When armed guerrillas roam the countryside, even a free and fair democratic vote may be irrelevant to the outcome. According to a New York Times article from 1967, the Johnson administration was pleased as punch then about an 83 percent voter turnout in South Vietnamese elections. We all know how that conflict turned out: the majority went to the polls and the armed minority eventually went to the halls of power.

If the president and the Republican Congress really wanted to do the Iraqi people a favor…they would abandon the illusion that merely allowing the Iraqis to vote will eventually make them free and prosperous.

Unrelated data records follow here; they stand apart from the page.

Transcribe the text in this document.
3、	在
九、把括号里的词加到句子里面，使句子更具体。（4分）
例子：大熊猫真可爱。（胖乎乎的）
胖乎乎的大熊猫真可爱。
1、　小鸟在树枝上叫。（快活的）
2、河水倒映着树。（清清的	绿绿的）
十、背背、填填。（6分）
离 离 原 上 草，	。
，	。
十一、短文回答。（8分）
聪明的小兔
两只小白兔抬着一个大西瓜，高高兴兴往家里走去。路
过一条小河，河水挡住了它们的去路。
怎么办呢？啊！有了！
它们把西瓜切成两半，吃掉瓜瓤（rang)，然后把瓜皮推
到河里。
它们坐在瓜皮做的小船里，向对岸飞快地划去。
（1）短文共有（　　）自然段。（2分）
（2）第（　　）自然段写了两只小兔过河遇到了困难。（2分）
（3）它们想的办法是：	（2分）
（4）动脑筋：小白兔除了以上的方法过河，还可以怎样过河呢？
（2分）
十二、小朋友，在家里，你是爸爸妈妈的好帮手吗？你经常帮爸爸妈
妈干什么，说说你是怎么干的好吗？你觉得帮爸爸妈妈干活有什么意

Iraq was carved out of three provinces of the defunct Ottoman Empire by the British in the 1920s and has been an artificial country ever since….If given a real choice–instead of the constrained option offered by a heavily armed occupying power to elect the leaders of a unified U.S.-like federation–Iraqis might want a looser confederation, with increased autonomy for various ethnic/religious groups, or even a partition of the country into separate states.

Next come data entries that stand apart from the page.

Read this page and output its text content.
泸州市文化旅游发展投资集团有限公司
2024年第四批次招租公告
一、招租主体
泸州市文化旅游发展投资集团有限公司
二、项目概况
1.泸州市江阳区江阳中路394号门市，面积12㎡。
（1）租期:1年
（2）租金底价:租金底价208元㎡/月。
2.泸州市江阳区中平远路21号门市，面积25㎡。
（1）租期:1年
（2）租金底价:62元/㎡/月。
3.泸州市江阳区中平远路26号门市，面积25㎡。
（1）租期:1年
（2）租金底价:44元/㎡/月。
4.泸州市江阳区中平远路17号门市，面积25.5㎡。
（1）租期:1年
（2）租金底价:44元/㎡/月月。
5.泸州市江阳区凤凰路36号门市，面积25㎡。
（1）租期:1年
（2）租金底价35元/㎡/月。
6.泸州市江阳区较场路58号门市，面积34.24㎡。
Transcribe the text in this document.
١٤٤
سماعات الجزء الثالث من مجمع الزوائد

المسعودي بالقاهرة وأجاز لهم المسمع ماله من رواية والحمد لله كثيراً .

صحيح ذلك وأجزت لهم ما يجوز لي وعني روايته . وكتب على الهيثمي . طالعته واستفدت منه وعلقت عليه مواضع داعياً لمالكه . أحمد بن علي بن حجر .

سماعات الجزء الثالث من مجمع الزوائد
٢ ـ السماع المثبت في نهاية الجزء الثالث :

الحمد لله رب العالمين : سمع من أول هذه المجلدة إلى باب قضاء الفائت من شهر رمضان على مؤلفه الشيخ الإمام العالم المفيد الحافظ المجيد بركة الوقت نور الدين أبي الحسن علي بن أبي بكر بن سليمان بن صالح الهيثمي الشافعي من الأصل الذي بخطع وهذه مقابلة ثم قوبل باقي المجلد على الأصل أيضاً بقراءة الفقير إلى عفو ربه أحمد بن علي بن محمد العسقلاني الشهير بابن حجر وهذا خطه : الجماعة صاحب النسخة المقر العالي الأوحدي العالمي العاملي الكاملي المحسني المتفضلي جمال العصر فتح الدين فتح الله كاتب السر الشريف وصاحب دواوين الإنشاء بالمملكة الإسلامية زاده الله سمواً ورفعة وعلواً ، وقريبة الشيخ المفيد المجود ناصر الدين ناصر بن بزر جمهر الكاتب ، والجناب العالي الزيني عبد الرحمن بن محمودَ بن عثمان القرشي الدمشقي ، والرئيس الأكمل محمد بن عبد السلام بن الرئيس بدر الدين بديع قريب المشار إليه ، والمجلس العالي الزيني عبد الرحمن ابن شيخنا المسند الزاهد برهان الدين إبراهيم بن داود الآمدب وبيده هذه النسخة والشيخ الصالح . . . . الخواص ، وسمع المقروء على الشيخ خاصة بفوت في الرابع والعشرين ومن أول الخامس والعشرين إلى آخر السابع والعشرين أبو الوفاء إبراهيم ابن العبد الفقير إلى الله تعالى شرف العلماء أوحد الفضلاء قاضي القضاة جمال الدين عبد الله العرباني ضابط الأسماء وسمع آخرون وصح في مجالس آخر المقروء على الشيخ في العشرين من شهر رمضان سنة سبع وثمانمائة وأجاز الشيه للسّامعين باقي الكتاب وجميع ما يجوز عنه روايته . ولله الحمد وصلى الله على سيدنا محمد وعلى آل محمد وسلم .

Genuine self-determination that would probably lead to such decentralized governance–accompanied by a rapid withdrawal of U.S. forces–would likely take the fire out of the insurgency. The foreign occupier would be gone and no strong central government would exist to threaten to oppress groups that didn't control it. Security could be provided locally, rather than nationally, using existing Kurdish and Shiite militias and insurgents converted to security forces in Sunni areas.